A Impugnante limitou-se a alegar, em bloco, que as transações foram reais, que usava um armazém em Lourosa (o que não ficou provado), sendo que, quanto ao mais, se centrou em afastar a pertinência e veracidade dos indícios recolhidos pela AT, no que, como vimos supra, julgamos não lhe assistir razão.

Considerando, pois, quer a alegação genérica efetuada, quer a ausência de prova no sentido de que as operações tituladas pelas faturas foram reais, não assiste razão à Impugnante.

V. DECISÃO

Face ao exposto, acorda-se em conferência na 2.ª Subsecção de Contencioso Tributário do Tribunal Central Administrativo Sul:

a) Não se admitir os documentos juntos pela Fazenda Pública, determinando-se o respetivo desentranhamento e devolução à Recorrente;

b) Custas do incidente pela Recorrente, fixando-se a taxa de justiça em 1 (uma) UC;

c) Conceder provimento ao recurso, revogando a sentença recorrida;

d) Em substituição, julgar improcedente a impugnação, mantendo-se os atos impugnados;

e) Custas pela Recorrida em ambas as instâncias;

f) Registe e notifique.


Lisboa, 10 de novembro de 2022

(Tânia Meireles da Cunha)

(Susana Barreto)

(Patrícia Manuel Pires)


(1) António Santos Abrantes Geraldes, Recursos no Novo Código de Processo Civil, 5.ª Ed., Almedina, Coimbra, 2018, p. 242.
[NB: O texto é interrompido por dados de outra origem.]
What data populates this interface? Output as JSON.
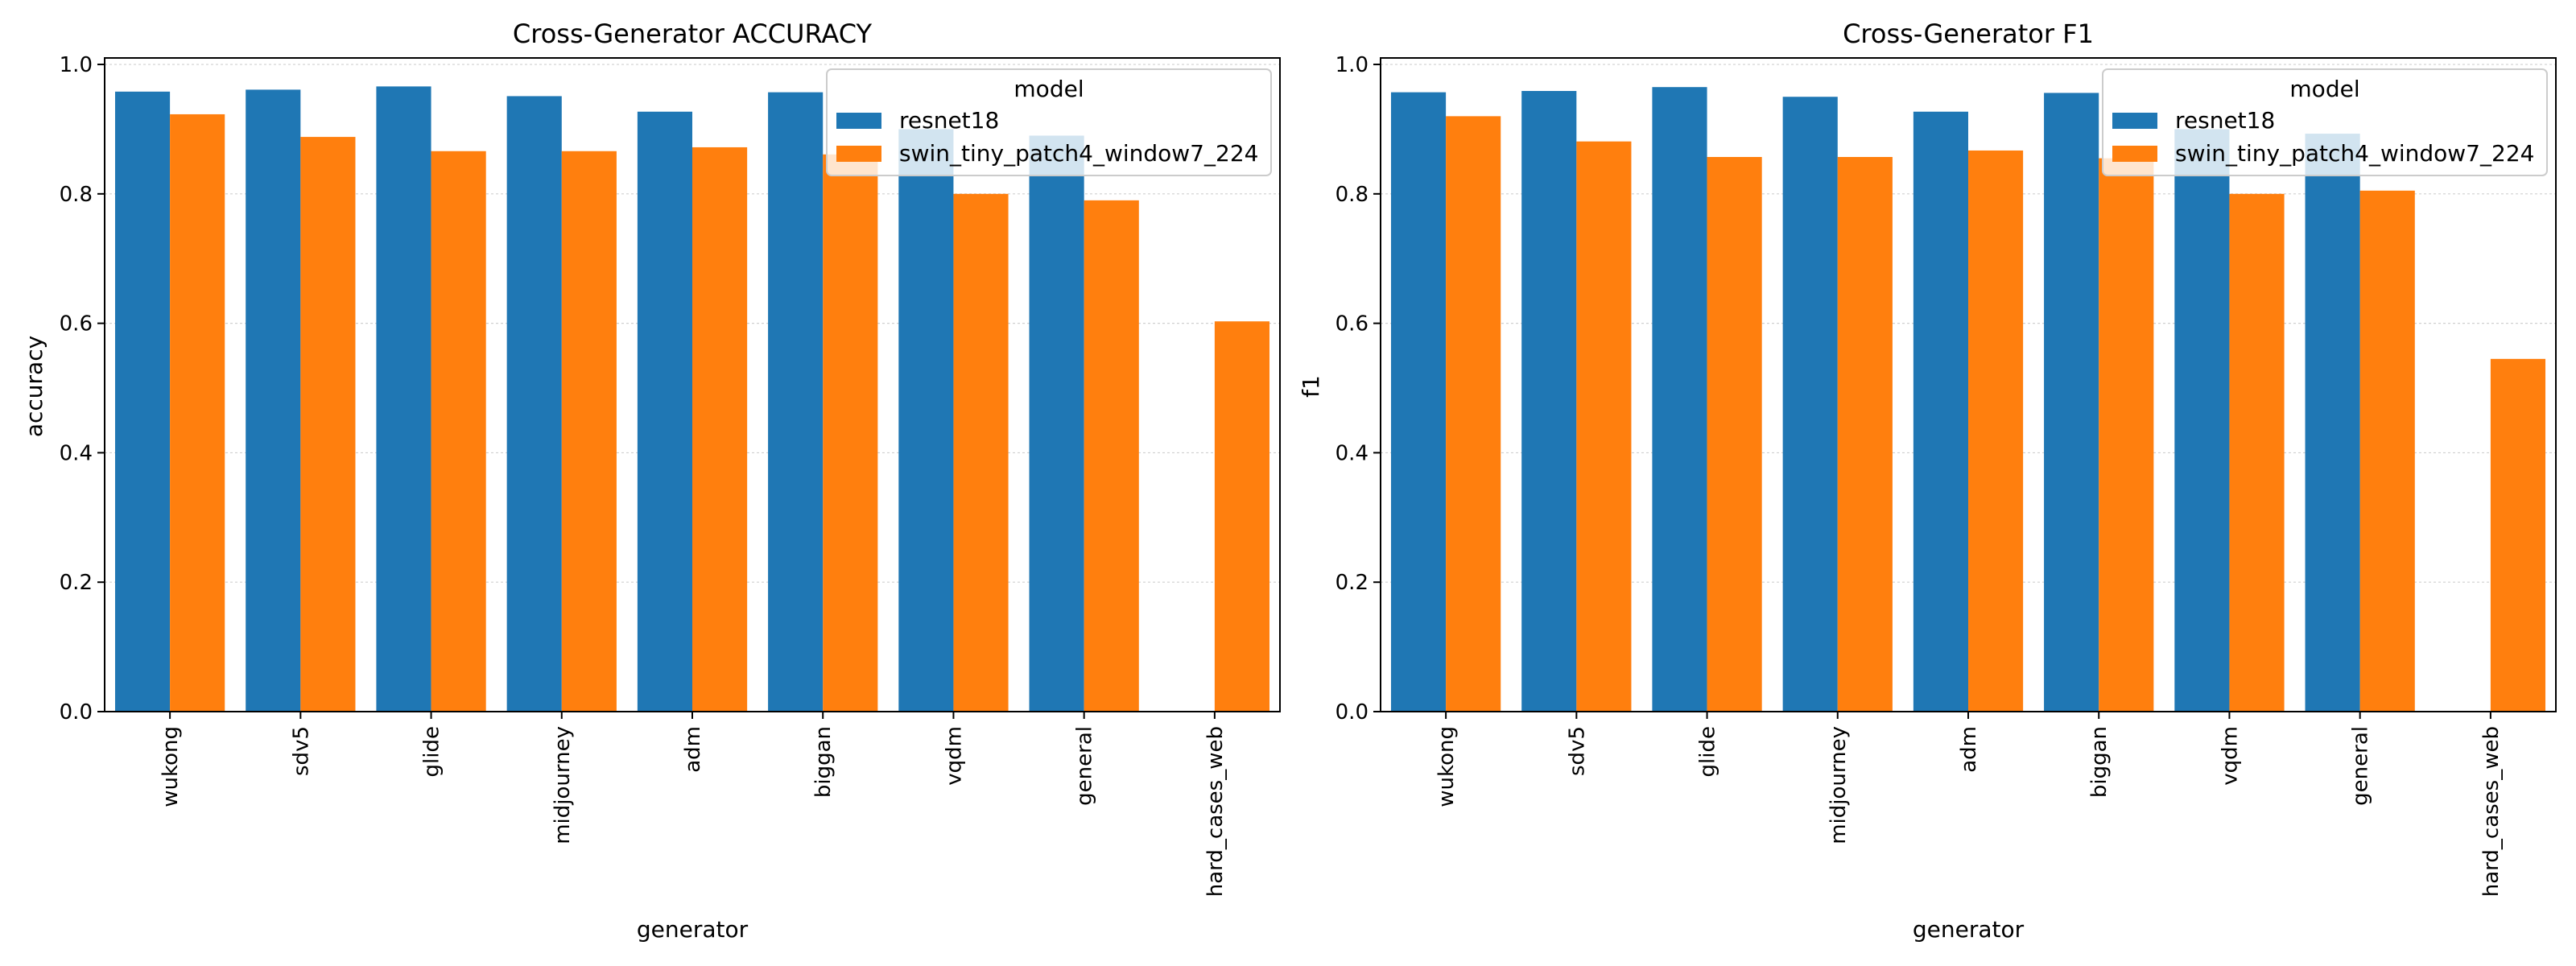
{
  "figure": {
    "background": "#ffffff"
  },
  "chart_data": [
    {
      "type": "bar",
      "title": "Cross-Generator ACCURACY",
      "xlabel": "generator",
      "ylabel": "accuracy",
      "ylim": [
        0,
        1.01
      ],
      "yticks": [
        "0.0",
        "0.2",
        "0.4",
        "0.6",
        "0.8",
        "1.0"
      ],
      "grid": "horizontal dotted",
      "categories": [
        "wukong",
        "sdv5",
        "glide",
        "midjourney",
        "adm",
        "biggan",
        "vqdm",
        "general",
        "hard_cases_web"
      ],
      "legend": {
        "title": "model",
        "placement": "top-right"
      },
      "series": [
        {
          "name": "resnet18",
          "color": "#1f77b4",
          "values": [
            0.958,
            0.961,
            0.966,
            0.951,
            0.927,
            0.957,
            0.9,
            0.89,
            null
          ]
        },
        {
          "name": "swin_tiny_patch4_window7_224",
          "color": "#ff7f0e",
          "values": [
            0.923,
            0.888,
            0.866,
            0.866,
            0.872,
            0.861,
            0.8,
            0.79,
            0.603
          ]
        }
      ]
    },
    {
      "type": "bar",
      "title": "Cross-Generator F1",
      "xlabel": "generator",
      "ylabel": "f1",
      "ylim": [
        0,
        1.01
      ],
      "yticks": [
        "0.0",
        "0.2",
        "0.4",
        "0.6",
        "0.8",
        "1.0"
      ],
      "grid": "horizontal dotted",
      "categories": [
        "wukong",
        "sdv5",
        "glide",
        "midjourney",
        "adm",
        "biggan",
        "vqdm",
        "general",
        "hard_cases_web"
      ],
      "legend": {
        "title": "model",
        "placement": "top-right"
      },
      "series": [
        {
          "name": "resnet18",
          "color": "#1f77b4",
          "values": [
            0.957,
            0.959,
            0.965,
            0.95,
            0.927,
            0.956,
            0.9,
            0.893,
            null
          ]
        },
        {
          "name": "swin_tiny_patch4_window7_224",
          "color": "#ff7f0e",
          "values": [
            0.92,
            0.881,
            0.857,
            0.857,
            0.867,
            0.855,
            0.8,
            0.805,
            0.545
          ]
        }
      ]
    }
  ]
}
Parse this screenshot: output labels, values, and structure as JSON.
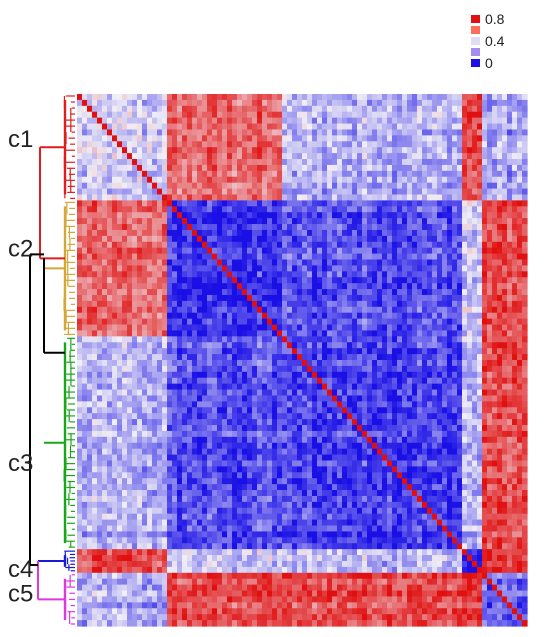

(2) António Santos Abrantes Geraldes, Paulo Pimenta e Luís Filipe Pires de Sousa, Código de Processo Civil Anotado, Vol. I, Reimpressão, Almedina, Coimbra, 2019, p. 786.

(3) Cfr. António dos Santos Abrantes Geraldes, Recursos …, cit., p. 169.

(4) V., a título exemplificativo, o Acórdão deste TCAS, de 27.04.2017 (Processo: 638/09.0BESNT) e ampla doutrina e jurisprudência no mesmo mencionada.

(5) Acórdão do Tribunal Central Administrativo Sul, de 14.05.2002 (Processo: 5650/01)

(6) Vejam-se, exemplificativamente, os Acórdãos do Pleno da Secção do Contencioso Tributário do Supremo Tribunal Administrativo, de 01.02.2016 (Processo: 0591/15), de 16.03.2016 (Processos: 0400/15, 0587/15), de 19.10.2016 (Processo: 0511/15), de 16.11.2016 (Processo: 0600/15) e de 27.02.2019 (Processo: 01424/05.2BEVIS 0292/18).

(7) Neste sentido, vejam-se, v.g., os Acórdãos do Tribunal Central Administrativo Sul, de 05.02.2015 (Processo: 08097/14), de 22.02.2018 (Processo: 08959/15), de 07.06.2018 [Processo: 813/11.8BELRA (09855/16)], de 28.11.2019 (Processo: 1264/15.0BELRA) e de 14.10.2021 (Processo: 21/10.5BESNT).

(8) Cfr. a este respeito, v.g., o Acórdão do Tribunal Central Administrativo Sul, de 16.09.2019 (Processo: 1154/11.6BELRA).